Over the summer, I did some investigating and found a magical place. It is a lot like how you’d imagine Narnia, if the lion, the witch and the wardrobe ganged up on you to make fun of your hair.
A certain video rental company, which I’ll call Blockbuster, did me the disservice of employing me over the summer.
The main problem that I had with my management can probably be labeled as a “communication issue,” in that we had different definitions for certain basic words.
I thought “thirty-five to forty hours a week” meant something entirely different than they did. They defined it to mean “around seven.”
Some quick mental math will reveal that, in fact, that there is around a thirty-three hour difference in our definitions. I wouldn’t have minded, but they decided to use their definition to determine my wages.
Now, since they were only giving me seven hours a week, I assumed that they wouldn’t be able to interfere with my personal life. I no longer assume anything about that hideously evil corporation.
They managed to choose the seven hours each week in which everything else was going on. My summer went something like this:
“Want to go to a movie?”
“Can’t, I’m working”
“Want to go go-cart racing?”
“Can’t, I’m working”
“The messiah came, and he’s giving out free tickets to heaven but only for seven hours, want to go?”
Well, you get the idea.
And, why, even though every one of my co-workers called in to cancel shifts, did I not feel that it was an option? I was working foolishly towards the goal of Employee of the Month. Then I was given the power to plan my own schedule for two weeks.
Have you ever put the video you were looking at back out of place? I was the one that had to go back and clean up after you.
Have you ever asked the video store employee if he knows “a movie that came out a while ago with what’s her name and the famous guy”? Do you then, after he says forty or fifty different possible titles, remember, miraculously, that it was the first title he mentioned?
So, after I played nanny to a bunch of people who thought they were too good to talk to me, did I get handed Employee of the Month?

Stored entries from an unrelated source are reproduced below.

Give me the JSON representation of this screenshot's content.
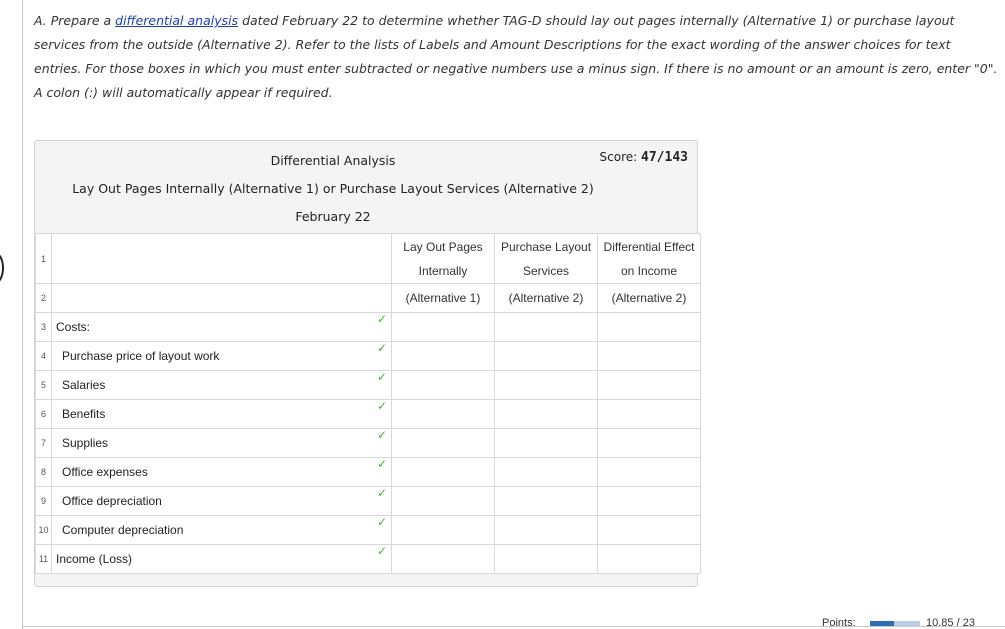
{
  "instructions": {
    "prefix": "A. Prepare a ",
    "link": "differential analysis",
    "suffix": " dated February 22 to determine whether TAG-D should lay out pages internally (Alternative 1) or purchase layout services from the outside (Alternative 2). Refer to the lists of Labels and Amount Descriptions for the exact wording of the answer choices for text entries. For those boxes in which you must enter subtracted or negative numbers use a minus sign. If there is no amount or an amount is zero, enter \"0\". A colon (:) will automatically appear if required."
  },
  "worksheet": {
    "title": "Differential Analysis",
    "subtitle": "Lay Out Pages Internally (Alternative 1) or Purchase Layout Services (Alternative 2)",
    "date": "February 22",
    "score_label": "Score:",
    "score_value": "47/143",
    "headers": {
      "col1_line1": "Lay Out Pages",
      "col1_line2": "Internally",
      "col1_line3": "(Alternative 1)",
      "col2_line1": "Purchase Layout",
      "col2_line2": "Services",
      "col2_line3": "(Alternative 2)",
      "col3_line1": "Differential Effect",
      "col3_line2": "on Income",
      "col3_line3": "(Alternative 2)"
    },
    "rows": [
      {
        "num": "3",
        "label": "Costs:",
        "check": "✓"
      },
      {
        "num": "4",
        "label": "Purchase price of layout work",
        "check": "✓"
      },
      {
        "num": "5",
        "label": "Salaries",
        "check": "✓"
      },
      {
        "num": "6",
        "label": "Benefits",
        "check": "✓"
      },
      {
        "num": "7",
        "label": "Supplies",
        "check": "✓"
      },
      {
        "num": "8",
        "label": "Office expenses",
        "check": "✓"
      },
      {
        "num": "9",
        "label": "Office depreciation",
        "check": "✓"
      },
      {
        "num": "10",
        "label": "Computer depreciation",
        "check": "✓"
      },
      {
        "num": "11",
        "label": "Income (Loss)",
        "check": "✓"
      }
    ]
  },
  "points": {
    "label": "Points:",
    "value": "10.85 / 23",
    "progress": 0.47
  }
}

If, by Employee of the Month, I mean a mop to clean the floor, then yes.
All of these indignities, though, paled in comparison to the lawsuit. Not a personal lawsuit, no this was a class-action lawsuit against the Blockbuster Corporation because of late fees.
Since we live in America, we get to sue corporations for hurting our feelings and expecting us to actually understand English and/or common sense. The lawsuit had nothing to do with the fees themselves, it was because we used the word ‘late.’
So, I was required to bastardize the English language, and, rather than say “your video was six days late,” I was required to say “you have extended viewing fees because the video was six days past due.”
Not that it mattered what I said, because, apparently, every single person to rent from Blockbuster knew that they had always turned in their videos on time.
Here’s a hint for all you irate video renters out there ? At Blockbuster, the employee is viewed as a necessary evil, and assumed to have the intelligence of a week old rutabaga. My computer gave me explicit instructions, and, being a mere employee, rather than a manager, I didn’t have the authority to change anything about it.
Yelling at me, as much fun as it is, will not get your late ? I mean, extended viewing ? fees to go away.
On the bright side, though, after being yelled at by customers, ordered around by any of six different managers and required to mangle the English language, I was granted the wonderful privilege of being yelled at for not working on a day when I wasn’t scheduled.
So, if you want lower self-esteem, boring work and irate customers, you should definitely try and get my old job at Blockbuster.